I would be a big fat liar-pants if I said that my mouth isn’t watering enough to be a nuisance while I rack my brain for examples of this travesty of a meal. Even framing the dishes in a negative light doesn’t curb my desire to devour. I want the entire menu in vast quantities now and all day long for months to come. I understand the draw of combining the nostalgia for family and the allure of comfort food served in the cool winter months. This traditional factory produced holiday meal is delicious. It was designed by genius chemists that sadly had no input from their nutritionist counterparts.
If you can talk Mister Peabody into giving you a lift in the Way Back Machine, you could hop back in time a decade at a time inspecting the great American holiday feast- be it Thanksgiving, Christmas Day, New Years Eve or anything in between. You would see decreasing amounts of factory produced food and increasing amounts of the kind of food you would normally find pouring out of a cornucopia. As the decades slipped backwards, genetically enhanced turkey would be replaced by genetically correct animals that were too slow or trusting to get away from the people that were hunting them. The canned vegetable casseroles would be replaced by actual vegetables. The plastic wrapped brown-n-serve rolls would be replaced by bread that was made by hand from grains grown and collected from the nearby fields. The commercial driven and steroid infused football games would be replaced with the horse shoe and checker games that were often fueled with Paw-paw’s liquor, or corn sqeezins’. The word tradition becomes muddled when you look at 400 years of history and try to nail down the definition.

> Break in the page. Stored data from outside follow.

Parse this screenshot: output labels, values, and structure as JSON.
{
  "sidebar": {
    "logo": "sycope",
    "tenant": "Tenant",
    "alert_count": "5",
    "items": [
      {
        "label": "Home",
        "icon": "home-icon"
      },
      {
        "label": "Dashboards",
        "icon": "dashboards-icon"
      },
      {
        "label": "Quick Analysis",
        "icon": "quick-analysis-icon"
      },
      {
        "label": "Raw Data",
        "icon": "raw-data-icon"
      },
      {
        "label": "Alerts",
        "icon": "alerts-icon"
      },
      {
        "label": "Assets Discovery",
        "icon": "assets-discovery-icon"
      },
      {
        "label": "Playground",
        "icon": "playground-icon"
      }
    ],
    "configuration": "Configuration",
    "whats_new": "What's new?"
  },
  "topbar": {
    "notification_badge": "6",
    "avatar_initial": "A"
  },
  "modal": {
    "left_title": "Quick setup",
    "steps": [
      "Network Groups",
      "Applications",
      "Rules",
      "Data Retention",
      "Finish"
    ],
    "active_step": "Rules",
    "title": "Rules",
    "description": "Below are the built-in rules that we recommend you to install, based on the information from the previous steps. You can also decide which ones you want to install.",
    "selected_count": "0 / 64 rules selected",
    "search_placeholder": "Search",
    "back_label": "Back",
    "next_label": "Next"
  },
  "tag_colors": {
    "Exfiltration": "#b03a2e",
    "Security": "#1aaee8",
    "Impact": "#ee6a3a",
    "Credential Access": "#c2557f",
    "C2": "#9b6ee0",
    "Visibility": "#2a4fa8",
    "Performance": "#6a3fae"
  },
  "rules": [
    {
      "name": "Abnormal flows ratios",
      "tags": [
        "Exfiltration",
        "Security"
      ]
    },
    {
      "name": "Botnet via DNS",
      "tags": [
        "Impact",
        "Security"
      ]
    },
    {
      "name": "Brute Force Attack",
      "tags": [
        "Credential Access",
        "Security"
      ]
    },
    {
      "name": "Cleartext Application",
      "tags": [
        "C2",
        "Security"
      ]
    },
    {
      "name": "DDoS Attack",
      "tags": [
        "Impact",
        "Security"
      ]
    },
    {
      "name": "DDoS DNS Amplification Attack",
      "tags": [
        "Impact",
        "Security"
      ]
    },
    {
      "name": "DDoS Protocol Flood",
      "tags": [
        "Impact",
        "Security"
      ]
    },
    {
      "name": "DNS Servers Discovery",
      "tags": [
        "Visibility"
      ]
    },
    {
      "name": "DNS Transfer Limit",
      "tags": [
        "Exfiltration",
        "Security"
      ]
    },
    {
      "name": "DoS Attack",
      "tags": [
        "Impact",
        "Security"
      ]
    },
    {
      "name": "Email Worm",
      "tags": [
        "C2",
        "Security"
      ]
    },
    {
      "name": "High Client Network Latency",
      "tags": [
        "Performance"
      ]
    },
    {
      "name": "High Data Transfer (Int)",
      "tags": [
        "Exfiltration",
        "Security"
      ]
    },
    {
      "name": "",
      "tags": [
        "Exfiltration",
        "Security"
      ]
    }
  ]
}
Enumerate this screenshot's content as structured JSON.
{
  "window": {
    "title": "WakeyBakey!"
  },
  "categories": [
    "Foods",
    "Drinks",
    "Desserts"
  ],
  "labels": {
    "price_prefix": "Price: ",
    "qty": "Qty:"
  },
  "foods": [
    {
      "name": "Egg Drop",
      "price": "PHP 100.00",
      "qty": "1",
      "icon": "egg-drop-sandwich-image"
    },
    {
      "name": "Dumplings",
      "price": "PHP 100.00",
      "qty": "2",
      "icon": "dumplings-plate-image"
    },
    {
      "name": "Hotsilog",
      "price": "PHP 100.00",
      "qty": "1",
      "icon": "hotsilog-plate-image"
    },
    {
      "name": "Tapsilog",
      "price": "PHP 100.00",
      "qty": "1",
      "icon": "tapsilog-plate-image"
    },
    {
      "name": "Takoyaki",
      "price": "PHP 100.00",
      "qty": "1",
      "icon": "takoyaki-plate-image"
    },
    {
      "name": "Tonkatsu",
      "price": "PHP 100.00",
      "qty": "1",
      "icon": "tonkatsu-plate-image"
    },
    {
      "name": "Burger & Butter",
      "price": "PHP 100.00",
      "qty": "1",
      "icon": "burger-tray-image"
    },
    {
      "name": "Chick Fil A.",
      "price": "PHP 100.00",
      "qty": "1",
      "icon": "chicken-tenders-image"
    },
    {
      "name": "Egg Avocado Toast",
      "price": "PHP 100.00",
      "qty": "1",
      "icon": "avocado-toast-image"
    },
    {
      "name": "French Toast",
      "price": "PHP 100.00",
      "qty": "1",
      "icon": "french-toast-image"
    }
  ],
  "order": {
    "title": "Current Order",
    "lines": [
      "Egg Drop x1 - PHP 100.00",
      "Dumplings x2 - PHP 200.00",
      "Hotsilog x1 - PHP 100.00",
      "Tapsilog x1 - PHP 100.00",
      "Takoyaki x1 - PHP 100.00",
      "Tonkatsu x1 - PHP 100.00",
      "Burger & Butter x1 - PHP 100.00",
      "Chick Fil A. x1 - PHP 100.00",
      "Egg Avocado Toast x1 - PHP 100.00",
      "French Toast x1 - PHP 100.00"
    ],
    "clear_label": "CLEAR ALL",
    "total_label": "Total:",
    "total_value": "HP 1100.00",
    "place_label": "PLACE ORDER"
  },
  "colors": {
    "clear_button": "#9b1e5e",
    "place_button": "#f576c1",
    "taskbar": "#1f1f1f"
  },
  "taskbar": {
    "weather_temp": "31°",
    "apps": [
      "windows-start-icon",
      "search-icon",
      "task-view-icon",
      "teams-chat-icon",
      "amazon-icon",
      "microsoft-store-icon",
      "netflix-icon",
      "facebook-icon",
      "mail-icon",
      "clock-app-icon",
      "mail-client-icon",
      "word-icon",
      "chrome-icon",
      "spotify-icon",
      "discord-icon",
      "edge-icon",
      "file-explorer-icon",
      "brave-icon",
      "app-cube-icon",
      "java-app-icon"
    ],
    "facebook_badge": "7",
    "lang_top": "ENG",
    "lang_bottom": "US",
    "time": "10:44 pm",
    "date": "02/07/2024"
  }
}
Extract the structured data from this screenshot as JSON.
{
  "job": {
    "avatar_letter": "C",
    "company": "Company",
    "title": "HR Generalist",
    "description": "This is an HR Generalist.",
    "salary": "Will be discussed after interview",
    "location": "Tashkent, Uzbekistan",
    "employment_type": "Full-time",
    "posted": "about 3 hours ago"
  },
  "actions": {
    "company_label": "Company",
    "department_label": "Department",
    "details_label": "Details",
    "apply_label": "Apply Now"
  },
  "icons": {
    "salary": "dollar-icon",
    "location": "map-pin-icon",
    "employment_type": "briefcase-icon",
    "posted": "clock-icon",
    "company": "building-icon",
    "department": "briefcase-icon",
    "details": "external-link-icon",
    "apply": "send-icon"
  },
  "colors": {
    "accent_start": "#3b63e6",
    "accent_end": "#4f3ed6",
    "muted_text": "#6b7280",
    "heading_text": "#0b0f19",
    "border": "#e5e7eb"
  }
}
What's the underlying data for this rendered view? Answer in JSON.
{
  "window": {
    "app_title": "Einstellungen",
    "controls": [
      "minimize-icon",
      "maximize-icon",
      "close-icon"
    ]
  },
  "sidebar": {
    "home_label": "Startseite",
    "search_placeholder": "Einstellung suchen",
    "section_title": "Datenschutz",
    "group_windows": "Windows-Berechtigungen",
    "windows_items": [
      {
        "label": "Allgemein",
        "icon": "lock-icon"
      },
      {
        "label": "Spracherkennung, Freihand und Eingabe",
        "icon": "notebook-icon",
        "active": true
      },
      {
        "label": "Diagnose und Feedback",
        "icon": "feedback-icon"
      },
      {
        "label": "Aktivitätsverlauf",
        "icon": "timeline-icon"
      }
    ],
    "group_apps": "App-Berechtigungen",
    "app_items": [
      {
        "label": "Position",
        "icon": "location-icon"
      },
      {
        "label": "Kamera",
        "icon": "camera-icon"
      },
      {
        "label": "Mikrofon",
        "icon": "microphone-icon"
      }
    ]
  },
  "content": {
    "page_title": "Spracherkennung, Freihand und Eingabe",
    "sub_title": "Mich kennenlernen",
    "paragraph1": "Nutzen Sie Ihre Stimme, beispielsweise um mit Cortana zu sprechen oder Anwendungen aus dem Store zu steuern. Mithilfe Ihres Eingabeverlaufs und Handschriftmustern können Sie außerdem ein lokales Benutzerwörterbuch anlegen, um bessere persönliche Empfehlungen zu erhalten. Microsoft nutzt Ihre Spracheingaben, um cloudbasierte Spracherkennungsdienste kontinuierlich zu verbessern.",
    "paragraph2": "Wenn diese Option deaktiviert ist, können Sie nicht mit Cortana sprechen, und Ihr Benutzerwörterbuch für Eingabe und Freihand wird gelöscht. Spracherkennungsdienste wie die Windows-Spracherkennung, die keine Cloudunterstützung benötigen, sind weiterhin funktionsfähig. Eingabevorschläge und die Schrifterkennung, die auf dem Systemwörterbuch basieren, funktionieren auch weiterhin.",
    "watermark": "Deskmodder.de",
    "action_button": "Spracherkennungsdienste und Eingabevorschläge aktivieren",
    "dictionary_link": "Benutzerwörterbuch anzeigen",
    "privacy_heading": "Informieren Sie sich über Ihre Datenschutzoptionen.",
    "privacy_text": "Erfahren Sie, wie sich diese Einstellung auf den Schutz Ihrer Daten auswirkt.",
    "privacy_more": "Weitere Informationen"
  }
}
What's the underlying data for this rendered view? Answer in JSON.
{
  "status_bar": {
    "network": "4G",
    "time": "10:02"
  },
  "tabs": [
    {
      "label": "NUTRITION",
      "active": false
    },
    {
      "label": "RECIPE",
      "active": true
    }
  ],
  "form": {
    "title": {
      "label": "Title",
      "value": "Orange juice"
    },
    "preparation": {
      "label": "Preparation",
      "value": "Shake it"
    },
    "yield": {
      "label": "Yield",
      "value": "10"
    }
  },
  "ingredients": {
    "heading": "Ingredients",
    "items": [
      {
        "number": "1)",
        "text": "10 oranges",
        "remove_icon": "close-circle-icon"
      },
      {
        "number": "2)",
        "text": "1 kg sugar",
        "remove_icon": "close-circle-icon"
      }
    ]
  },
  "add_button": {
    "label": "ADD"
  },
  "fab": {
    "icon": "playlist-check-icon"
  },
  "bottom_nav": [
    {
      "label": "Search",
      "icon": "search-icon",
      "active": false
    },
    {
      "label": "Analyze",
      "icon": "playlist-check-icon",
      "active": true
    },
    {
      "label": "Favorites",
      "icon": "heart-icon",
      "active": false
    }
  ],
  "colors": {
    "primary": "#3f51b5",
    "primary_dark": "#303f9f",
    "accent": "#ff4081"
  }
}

This Thanksgiving will be a traditional one at my family home. However, we will be honoring the traditions from many different eras and perspectives. Our guests wont be forced to eat roasted acorn squash with raisin and cinnamon and I wont be forced to eat canned yams with brown sugar and marshmallows. I don’t wish to keep what I know to be mouth-wateringly good food away from others, I just want to make sure that I have have plenty of Old School Traditional food for myself: locally grown fall harvest bonanza.
Now to answer everyone’s favorite question about the upcoming holidays: No, I will not be eating Tofu-rkey. I will have actual wild turkey that was plucked from its happy life in the wild (if my brother-in-law is the skilled woodsman and hunter that he claims to be AND if he is as easily goaded into giving away turkeys as I hope he is). As I have indicated several times during this blog, my lifestyle is Vegan-ish. The Forks Over Knives documentary references studies that focus on 5% animal protein in a diet, that I think is a good guideline when I am a healthy shape and size. In the mean time I am living a little closer to the edge. I am hardly eating any animal or animal byproducts, but hardly ever is definitely not never. Eating small amounts of carefully selected meat once every 4-6 weeks is the new tradition.